The principles of ergonomics in workspaces

Although well-being in the workplace is something we take for granted in today's offices, it is actually a recent trend, so there are certain disciplines that still have a lot to offer or that are still being implemented in workplaces.

One of them, and the one that can help the most in the day-to-day of users, is ergonomics. This concept affects not only the comfort of an employee (for example, with a comfortable chair), but it is a discipline that must consider the entire environment in which people move to measure the relationship they have with objects and spaces to see if they meet the optimal physical conditions.

What does ergonomics pursue?

It is a science that encompasses various working conditions that can influence worker comfort, and that includes elements, such as lighting, vibration, temperature, noise, workplace design, tool design, work shifts, and even work breaks.

Therefore, the main objective of ergonomics is to ensure a better interaction between the employee, the place where he performs his tasks and the tools he uses to do so.

Differences between a space that does or does not take ergonomics into account

By improving working conditions, the physical problems of work are reduced and, therefore, there are fewer injuries or ailments that can cause certain movements and postures. Ergonomics can even be the cause of an increase in productivity, since it promotes a safe work model and creates a good working environment, making each of the workers more productive and efficient in their tasks.

This improvement in production is also related to other factors such as the reduction of absenteeism, the increase in motivation and concentration and consequently the reduction of errors.

Thanks to this discipline we can even go further, introducing new technologies in companies with the aim of improving work performance, for example, automating work tasks that allow us to optimize time much better.

How to apply the principles of ergonomics

At Colonial we apply the principles of ergonomics in all our buildings, designing spaces that can create a work environment as healthy as possible.
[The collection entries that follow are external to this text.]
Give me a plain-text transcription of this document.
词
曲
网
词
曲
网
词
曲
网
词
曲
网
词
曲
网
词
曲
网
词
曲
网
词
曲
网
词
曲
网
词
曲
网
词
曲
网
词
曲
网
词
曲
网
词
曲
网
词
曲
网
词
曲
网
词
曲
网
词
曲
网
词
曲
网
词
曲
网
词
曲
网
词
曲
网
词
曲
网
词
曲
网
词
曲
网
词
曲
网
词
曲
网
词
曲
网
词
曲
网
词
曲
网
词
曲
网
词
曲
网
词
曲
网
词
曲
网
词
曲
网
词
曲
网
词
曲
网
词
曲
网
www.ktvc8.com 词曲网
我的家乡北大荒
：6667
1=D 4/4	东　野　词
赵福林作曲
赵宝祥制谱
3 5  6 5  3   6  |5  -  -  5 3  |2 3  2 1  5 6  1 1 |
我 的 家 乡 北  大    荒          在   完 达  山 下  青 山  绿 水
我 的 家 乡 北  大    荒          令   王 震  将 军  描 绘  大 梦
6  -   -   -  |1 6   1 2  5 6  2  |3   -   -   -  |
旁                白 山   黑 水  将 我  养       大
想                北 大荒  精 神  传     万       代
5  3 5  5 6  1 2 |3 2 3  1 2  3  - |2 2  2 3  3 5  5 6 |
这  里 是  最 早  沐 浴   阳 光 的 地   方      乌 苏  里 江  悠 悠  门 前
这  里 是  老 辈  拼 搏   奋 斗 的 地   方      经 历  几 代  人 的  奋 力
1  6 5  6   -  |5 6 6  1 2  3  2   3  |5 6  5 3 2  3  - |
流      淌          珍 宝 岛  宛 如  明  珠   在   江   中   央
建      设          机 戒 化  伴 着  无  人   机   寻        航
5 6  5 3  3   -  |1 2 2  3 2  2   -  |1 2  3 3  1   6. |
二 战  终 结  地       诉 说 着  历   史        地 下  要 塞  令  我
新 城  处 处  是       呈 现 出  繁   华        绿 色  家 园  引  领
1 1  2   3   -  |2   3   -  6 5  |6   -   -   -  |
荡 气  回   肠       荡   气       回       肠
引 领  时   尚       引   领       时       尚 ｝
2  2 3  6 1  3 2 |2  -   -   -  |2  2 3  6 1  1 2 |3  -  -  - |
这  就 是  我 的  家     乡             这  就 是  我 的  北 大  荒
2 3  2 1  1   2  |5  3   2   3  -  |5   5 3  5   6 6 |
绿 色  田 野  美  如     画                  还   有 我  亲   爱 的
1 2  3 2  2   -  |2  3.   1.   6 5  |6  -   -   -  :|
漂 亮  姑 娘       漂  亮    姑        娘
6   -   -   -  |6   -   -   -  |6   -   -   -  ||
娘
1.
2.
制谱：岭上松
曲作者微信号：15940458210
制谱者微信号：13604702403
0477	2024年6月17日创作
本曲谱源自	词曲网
Good ventilation, location of workspaces close to areas with more natural light (to mitigate visual fatigue), pleasant temperature and maintained humidity, as well as low noise levels and spacious and diaphanous spaces, are undoubtedly some of the characteristics that most positively affect users’ well-being and that we most seek to include in our offices.

In itself, adapting it to concrete examples of real estate, we can see that what ergonomics seeks is to create more human spaces in the workplace, since the factors that are most repeated is the fact of taking advantage of natural light, of inviting to create relationship between users, and of avoiding any type of practice that can hinder the poor health of employees (with uncomfortable chairs that cause a bad posture or a poorly ventilated space, for example).

In short, a good application of ergonomics at the time of conceptualizing a space seems essential to us to ensure that we can comply with the Human Centric concept, which seeks to propose a construction that always puts people at the center, because they are the ones who will have to inhabit the building daily.